THAT NIGHT, I read episode forty of Dead Air, “Hardly Working.”
A SIMPLE HOLE in the ground would have served to hide our radio transmitter from the Federal Communications Commission, and that’s what Raskol, Marvin, Spike, Matthew, and I began with — a hole in the shape of a cube about four feet on each edge. We roofed it over but left an opening in the roof so that we could get in and out. When we were in the hole, we were more or less invisible to the outside world, unlikely to be found by the FCC, but as soon as we were all inside we saw that this hole in the ground was only a rough sketch of what we wanted.
“Well, we’re underground,” I said.
“Just barely,” said Marvin.
“You know what’s wrong with this hole?” asked Raskol, and he answered himself at once: “It’s not enough of a hole.”
“It isn’t even half a hole,” said Matthew.
“We should have an entrance, a tunnel that leads into this room,” said Marvin.
“Yeah,” said Spike, “and we’ve got to make this part bigger, so we can move around, sit down, get comfortable.”

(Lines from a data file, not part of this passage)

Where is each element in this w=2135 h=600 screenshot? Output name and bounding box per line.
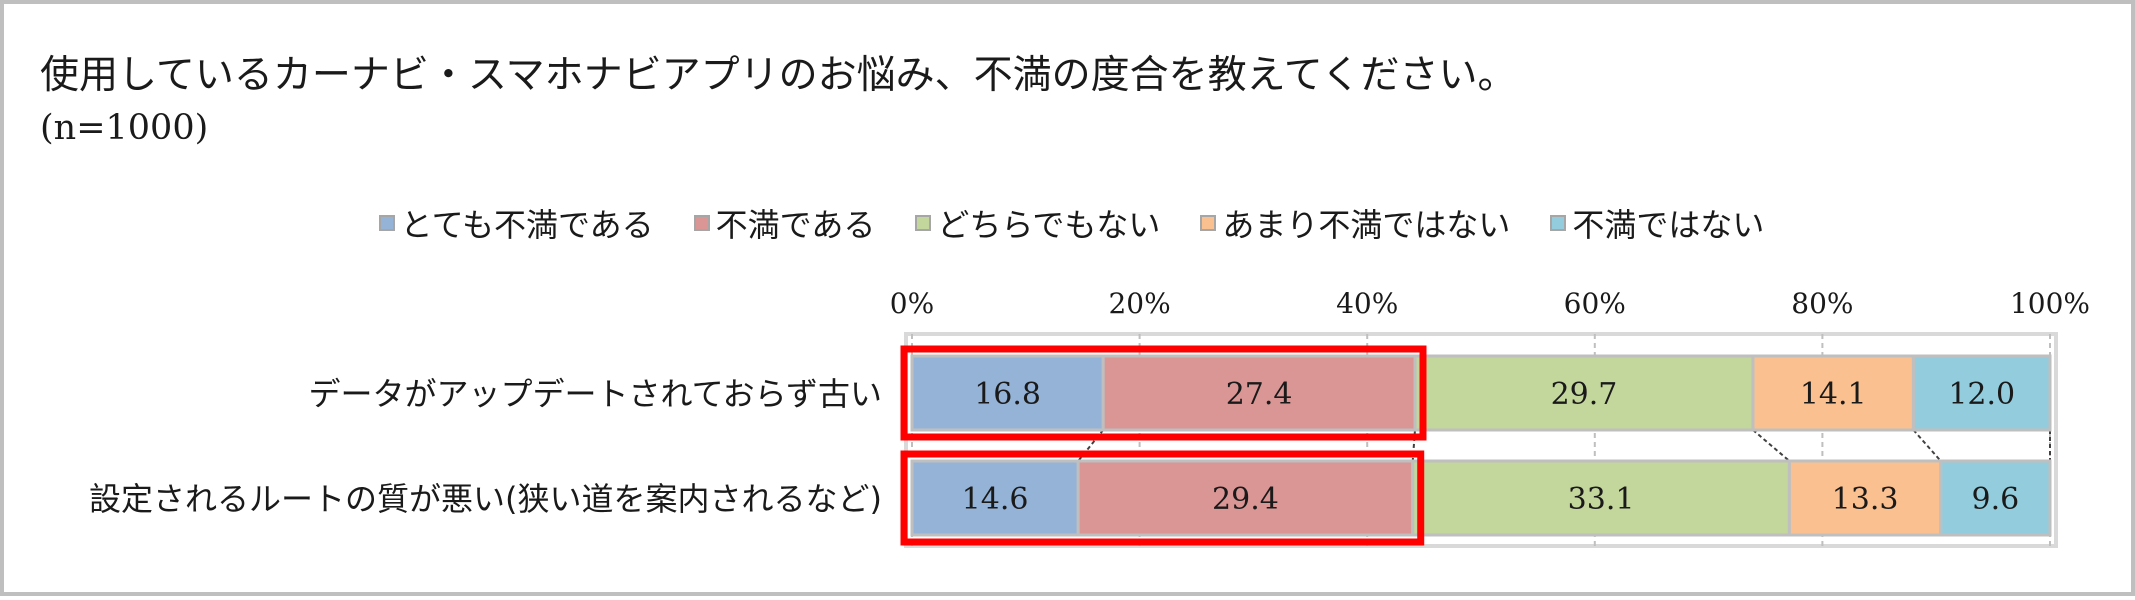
legend-swatch xyxy=(1200,215,1217,231)
series-connector-line xyxy=(1752,429,1791,462)
highlight-box xyxy=(900,345,1427,441)
highlight-box xyxy=(900,450,1425,546)
chart-subtitle: (n=1000) xyxy=(40,108,209,148)
x-tick-label: 100% xyxy=(2010,287,2090,320)
legend-swatch xyxy=(693,215,710,231)
data-label: 29.7 xyxy=(1551,377,1618,412)
legend-item: 不満ではない xyxy=(1550,200,1764,246)
x-tick-label: 60% xyxy=(1564,287,1626,320)
bar-segment xyxy=(1413,354,1755,432)
chart-legend: とても不満である 不満である どちらでもない あまり不満ではない 不満ではない xyxy=(4,200,2135,246)
data-label: 14.1 xyxy=(1800,377,1867,412)
x-tick-label: 20% xyxy=(1108,287,1170,320)
legend-label: 不満ではない xyxy=(1572,206,1765,244)
legend-label: あまり不満ではない xyxy=(1222,206,1511,244)
legend-label: どちらでもない xyxy=(937,206,1161,244)
legend-item: とても不満である xyxy=(378,200,654,246)
legend-swatch xyxy=(378,215,395,231)
chart-plot: 0% 20% 40% 60% 80% 100% 16.8 27.4 29.7 14.1 12.0 デー… xyxy=(89,287,2090,548)
legend-item: あまり不満ではない xyxy=(1200,200,1510,246)
x-tick-label: 40% xyxy=(1336,287,1398,320)
data-label: 12.0 xyxy=(1948,377,2015,412)
bar-segment xyxy=(910,354,1105,432)
x-tick-label: 80% xyxy=(1791,287,1853,320)
data-label: 27.4 xyxy=(1226,377,1293,412)
bar-segment xyxy=(1411,459,1791,537)
series-connector-line xyxy=(1912,429,1942,462)
data-label: 9.6 xyxy=(1972,482,2020,517)
data-label: 14.6 xyxy=(962,482,1029,517)
data-label: 16.8 xyxy=(974,377,1041,412)
category-label: 設定されるルートの質が悪い(狭い道を案内されるなど) xyxy=(89,480,882,518)
bar-segment xyxy=(1911,354,2052,432)
bar-segment xyxy=(1787,459,1943,537)
legend-item: どちらでもない xyxy=(915,200,1160,246)
legend-swatch xyxy=(1550,215,1567,231)
legend-swatch xyxy=(915,215,932,231)
legend-label: 不満である xyxy=(715,206,876,244)
legend-item: 不満である xyxy=(693,200,876,246)
legend-label: とても不満である xyxy=(400,206,654,244)
bar-segment xyxy=(1939,459,2052,537)
bar-segment xyxy=(1751,354,1915,432)
data-label: 29.4 xyxy=(1212,482,1279,517)
x-tick-label: 0% xyxy=(890,287,934,320)
series-connector-line xyxy=(1411,429,1416,462)
chart-title: 使用しているカーナビ・スマホナビアプリのお悩み、不満の度合を教えてください。 xyxy=(40,53,1517,98)
bar-segment xyxy=(1076,459,1415,537)
data-label: 33.1 xyxy=(1568,482,1635,517)
category-label: データがアップデートされておらず古い xyxy=(309,375,882,413)
data-label: 13.3 xyxy=(1832,482,1899,517)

“Yeah,” said Raskol, “and we should make a room off this one that’s even more secret than this, so if somebody finds the place and gets into this room, he won’t even know that there’s another room, an inner sanctum.”

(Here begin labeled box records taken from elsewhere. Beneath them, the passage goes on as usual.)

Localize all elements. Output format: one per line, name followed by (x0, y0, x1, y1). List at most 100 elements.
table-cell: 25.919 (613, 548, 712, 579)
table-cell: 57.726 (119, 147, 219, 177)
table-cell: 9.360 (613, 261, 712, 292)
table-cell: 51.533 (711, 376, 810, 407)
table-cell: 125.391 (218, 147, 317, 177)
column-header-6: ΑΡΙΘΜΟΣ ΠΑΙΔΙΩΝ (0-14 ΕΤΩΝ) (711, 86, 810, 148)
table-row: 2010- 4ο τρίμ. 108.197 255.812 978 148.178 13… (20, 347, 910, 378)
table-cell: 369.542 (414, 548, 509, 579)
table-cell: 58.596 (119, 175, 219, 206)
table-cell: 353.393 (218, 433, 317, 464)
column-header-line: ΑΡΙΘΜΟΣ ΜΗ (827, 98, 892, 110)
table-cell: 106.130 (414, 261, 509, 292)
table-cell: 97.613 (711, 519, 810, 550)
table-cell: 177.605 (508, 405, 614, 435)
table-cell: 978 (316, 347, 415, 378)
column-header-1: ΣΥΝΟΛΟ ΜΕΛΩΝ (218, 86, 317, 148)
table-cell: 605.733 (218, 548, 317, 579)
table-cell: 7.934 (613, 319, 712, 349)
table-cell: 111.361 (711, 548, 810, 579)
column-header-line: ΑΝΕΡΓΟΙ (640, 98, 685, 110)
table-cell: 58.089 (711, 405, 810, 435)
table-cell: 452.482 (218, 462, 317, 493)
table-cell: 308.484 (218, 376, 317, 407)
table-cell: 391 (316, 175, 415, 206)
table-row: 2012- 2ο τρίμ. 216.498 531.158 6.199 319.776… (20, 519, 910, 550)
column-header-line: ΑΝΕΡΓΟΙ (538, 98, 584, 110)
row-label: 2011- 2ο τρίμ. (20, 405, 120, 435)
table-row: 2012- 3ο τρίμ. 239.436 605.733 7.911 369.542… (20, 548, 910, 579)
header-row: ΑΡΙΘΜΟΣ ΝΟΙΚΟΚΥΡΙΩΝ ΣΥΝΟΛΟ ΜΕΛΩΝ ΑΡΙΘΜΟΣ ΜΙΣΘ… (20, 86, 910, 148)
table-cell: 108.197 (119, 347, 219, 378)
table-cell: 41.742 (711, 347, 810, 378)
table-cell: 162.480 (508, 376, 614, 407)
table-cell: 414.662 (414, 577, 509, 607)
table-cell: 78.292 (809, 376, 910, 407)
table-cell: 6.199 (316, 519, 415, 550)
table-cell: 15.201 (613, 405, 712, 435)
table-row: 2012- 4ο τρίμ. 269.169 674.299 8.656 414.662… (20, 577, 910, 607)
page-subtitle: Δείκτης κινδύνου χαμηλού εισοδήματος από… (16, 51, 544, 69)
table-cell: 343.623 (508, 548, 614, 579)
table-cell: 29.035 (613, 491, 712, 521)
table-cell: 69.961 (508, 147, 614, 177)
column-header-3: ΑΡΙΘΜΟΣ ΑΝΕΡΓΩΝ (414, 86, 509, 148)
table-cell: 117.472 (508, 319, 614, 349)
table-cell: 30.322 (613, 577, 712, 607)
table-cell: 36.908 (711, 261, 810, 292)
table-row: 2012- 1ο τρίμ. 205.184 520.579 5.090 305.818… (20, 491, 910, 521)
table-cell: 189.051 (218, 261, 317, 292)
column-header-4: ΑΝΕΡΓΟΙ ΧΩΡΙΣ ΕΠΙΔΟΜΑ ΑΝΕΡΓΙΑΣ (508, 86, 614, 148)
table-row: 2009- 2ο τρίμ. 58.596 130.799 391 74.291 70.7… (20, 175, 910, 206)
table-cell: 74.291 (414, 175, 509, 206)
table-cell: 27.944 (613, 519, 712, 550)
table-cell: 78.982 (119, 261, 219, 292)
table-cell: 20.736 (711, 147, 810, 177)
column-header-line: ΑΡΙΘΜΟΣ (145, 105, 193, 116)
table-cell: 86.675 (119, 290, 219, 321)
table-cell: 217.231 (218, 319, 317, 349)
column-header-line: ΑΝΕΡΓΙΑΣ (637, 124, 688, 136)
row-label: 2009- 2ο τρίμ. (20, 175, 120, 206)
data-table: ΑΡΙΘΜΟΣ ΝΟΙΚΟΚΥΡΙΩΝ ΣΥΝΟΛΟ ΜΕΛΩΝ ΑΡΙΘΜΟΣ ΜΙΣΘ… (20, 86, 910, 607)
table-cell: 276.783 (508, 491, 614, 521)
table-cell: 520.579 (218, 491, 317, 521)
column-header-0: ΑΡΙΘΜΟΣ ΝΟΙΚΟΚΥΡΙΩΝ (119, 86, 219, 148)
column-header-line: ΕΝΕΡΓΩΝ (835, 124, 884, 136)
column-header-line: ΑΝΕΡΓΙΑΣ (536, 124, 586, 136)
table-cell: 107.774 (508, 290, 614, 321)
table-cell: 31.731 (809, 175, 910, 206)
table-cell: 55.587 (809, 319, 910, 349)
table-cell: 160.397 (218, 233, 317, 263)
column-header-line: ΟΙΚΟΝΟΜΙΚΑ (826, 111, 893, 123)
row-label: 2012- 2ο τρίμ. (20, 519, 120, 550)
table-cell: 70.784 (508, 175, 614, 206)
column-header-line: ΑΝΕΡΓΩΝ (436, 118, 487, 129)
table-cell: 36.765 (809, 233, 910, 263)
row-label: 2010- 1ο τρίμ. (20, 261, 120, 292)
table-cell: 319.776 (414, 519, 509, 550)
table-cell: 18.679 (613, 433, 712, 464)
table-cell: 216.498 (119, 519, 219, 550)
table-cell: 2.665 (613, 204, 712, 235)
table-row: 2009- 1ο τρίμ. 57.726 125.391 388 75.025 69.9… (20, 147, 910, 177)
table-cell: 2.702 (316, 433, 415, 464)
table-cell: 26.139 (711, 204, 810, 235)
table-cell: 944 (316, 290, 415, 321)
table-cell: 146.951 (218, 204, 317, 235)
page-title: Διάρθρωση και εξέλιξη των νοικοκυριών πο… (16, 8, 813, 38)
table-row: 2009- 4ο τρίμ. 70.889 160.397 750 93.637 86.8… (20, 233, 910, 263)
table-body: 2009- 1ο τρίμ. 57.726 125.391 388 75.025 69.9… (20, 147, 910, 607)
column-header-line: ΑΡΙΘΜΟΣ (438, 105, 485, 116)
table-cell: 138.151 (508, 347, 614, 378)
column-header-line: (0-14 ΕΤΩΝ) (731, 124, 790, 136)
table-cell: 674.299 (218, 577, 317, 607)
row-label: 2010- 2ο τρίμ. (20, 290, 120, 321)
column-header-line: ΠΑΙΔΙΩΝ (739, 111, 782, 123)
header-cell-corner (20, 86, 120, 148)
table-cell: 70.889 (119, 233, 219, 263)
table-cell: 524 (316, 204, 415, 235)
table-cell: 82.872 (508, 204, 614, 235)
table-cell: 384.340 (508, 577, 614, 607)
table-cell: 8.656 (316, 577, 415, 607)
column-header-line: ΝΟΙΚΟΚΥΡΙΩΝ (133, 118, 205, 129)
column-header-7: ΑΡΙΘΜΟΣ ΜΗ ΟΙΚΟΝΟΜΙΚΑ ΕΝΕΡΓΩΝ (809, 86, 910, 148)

“Yeah,” said Matthew, “and then we should make a room for each of us, even more secret than that, so that if we just want to be alone with our thoughts we can have some privacy.”
They all looked at me, waiting.
“What?” I said.
“And?” said Matthew.
“What do you mean?” I asked.
“Didn’t you notice that we had a pattern going? You’re supposed to say ‘Yeah, and — ”
“Yeah,” I said, “but — ”
“But? But what?”
“If we do all of that, people are going to notice.”
“Who? The FCC?”
“Maybe. We’ve got to cover our tracks. We’ve got to find a way to dispose of the dirt, or hide it, and we’ve got to make sure that each day’s work gets roofed in and concealed before nightfall, and we’ve got to hide the entrance, and we’ve got to start approaching the place from different directions, so that people can’t follow us, and we should have a password, and the entrance has to be hidden really well, and there should be a trick lock of some kind, and maybe we should stop talking to one another when we’re in school, so that people don’t know we’re working together on this, and we ought to have a back entrance, so that if we’re discovered we can escape, like prairie dogs, squirrels, moles, basically, I think, all of the burrowing animals — ”

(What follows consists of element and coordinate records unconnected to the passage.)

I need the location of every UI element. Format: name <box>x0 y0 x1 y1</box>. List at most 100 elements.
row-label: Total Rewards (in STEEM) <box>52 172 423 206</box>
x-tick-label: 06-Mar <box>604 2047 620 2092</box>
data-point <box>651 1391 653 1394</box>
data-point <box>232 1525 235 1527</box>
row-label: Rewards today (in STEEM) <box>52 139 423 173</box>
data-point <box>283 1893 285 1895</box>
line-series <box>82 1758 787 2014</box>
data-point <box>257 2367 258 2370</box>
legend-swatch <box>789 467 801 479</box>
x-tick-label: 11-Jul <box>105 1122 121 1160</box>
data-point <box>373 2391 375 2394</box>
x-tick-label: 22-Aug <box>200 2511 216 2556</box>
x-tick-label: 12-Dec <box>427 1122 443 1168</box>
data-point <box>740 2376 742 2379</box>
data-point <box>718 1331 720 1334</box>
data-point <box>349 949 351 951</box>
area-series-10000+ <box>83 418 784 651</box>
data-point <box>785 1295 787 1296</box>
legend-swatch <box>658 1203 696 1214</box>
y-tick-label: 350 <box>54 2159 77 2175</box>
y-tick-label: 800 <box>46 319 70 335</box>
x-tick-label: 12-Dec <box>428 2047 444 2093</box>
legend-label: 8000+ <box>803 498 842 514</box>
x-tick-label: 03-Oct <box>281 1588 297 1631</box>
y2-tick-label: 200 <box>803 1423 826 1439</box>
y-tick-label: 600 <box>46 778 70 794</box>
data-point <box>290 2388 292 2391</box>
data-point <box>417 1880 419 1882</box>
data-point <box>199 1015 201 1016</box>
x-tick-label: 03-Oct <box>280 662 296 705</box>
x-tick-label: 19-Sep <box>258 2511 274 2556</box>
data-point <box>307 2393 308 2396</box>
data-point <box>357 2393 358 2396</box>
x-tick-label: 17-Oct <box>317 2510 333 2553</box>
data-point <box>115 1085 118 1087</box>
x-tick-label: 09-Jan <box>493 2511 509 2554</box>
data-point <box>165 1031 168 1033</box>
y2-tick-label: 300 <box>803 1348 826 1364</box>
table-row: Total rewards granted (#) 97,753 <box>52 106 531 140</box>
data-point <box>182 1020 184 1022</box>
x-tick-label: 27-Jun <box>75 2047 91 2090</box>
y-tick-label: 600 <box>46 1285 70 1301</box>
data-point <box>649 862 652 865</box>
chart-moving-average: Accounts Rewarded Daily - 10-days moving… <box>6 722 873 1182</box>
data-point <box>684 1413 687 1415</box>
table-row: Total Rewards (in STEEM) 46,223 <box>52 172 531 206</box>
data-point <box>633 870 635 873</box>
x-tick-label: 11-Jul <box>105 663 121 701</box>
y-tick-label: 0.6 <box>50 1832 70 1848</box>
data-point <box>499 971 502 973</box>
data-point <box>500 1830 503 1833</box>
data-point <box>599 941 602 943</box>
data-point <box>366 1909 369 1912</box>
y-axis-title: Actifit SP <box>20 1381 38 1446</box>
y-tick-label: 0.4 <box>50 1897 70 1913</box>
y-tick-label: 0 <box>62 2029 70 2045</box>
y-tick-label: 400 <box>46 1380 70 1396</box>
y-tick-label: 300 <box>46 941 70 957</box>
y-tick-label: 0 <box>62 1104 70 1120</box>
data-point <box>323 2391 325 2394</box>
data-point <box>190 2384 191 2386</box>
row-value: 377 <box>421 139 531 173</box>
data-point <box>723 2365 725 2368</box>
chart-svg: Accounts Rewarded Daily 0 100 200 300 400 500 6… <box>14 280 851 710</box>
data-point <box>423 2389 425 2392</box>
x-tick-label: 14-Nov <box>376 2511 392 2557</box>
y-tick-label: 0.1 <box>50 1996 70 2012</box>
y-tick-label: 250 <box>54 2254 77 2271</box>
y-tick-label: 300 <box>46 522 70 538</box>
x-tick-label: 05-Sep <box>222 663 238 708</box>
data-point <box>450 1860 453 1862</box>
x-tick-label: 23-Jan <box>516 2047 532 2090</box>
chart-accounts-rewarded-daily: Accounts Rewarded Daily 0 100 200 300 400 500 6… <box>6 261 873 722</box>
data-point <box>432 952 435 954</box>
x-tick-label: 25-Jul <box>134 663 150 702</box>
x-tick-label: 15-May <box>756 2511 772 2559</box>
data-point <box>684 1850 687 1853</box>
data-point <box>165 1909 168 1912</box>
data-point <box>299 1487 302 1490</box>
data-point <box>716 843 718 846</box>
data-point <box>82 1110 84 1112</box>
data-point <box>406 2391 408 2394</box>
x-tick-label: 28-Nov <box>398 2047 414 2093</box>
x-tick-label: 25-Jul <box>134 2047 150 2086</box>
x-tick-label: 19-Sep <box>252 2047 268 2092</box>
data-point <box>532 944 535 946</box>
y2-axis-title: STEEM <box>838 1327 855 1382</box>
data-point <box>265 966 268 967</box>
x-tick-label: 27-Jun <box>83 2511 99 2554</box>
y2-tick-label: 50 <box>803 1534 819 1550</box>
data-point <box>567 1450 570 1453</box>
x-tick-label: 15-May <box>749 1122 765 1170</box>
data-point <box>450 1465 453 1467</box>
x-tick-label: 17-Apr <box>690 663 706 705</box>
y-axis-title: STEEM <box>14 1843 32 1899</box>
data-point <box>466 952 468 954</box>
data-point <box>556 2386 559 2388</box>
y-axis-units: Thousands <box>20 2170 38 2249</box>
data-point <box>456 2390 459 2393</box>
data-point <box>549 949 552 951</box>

“Hold it!” said Spike. “I’ve only got one life to give to this. We’ll dig the cave, and you take care of all the rest of that.”
So I got the job I wanted: I worked on concealment, camouflage. At first, I was surprised to discover how much it resembled cleaning up. I tried carrying the dirt away as it came out of the hole, but when I discovered how hard it is to control a wheelbarrow, with the damned thing wanting always to twist on its single wheel, I gave that idea up.
If I wasn’t going to take the dirt away, I’d have to find a way to hide it. I removed a layer of leaves and topsoil from a large area, and I dumped the excavated sand there as it came from the hole. When the work below ground drew to an end for the day, my busiest and most challenging time began. Quickly, I shaped the sand from the hole into a pleasing hill and covered it with topsoil and leaves. I added some plants and some of the trash of the woods — twigs, fallen acorns, and the like. What I was doing didn’t feel like work. I wished I had more of it, and I urged my comrades to dig faster, to send me more sand to hide. When they climbed out of the hole at the end of the day, there was no evidence of anything I had done. I had camouflaged the hole and I had camouflaged my efforts to camouflage the hole. I worked at least as hard as they, but it seemed to them that I was hardly working, and — now — I would agree with them. It wasn’t work. It was hard play.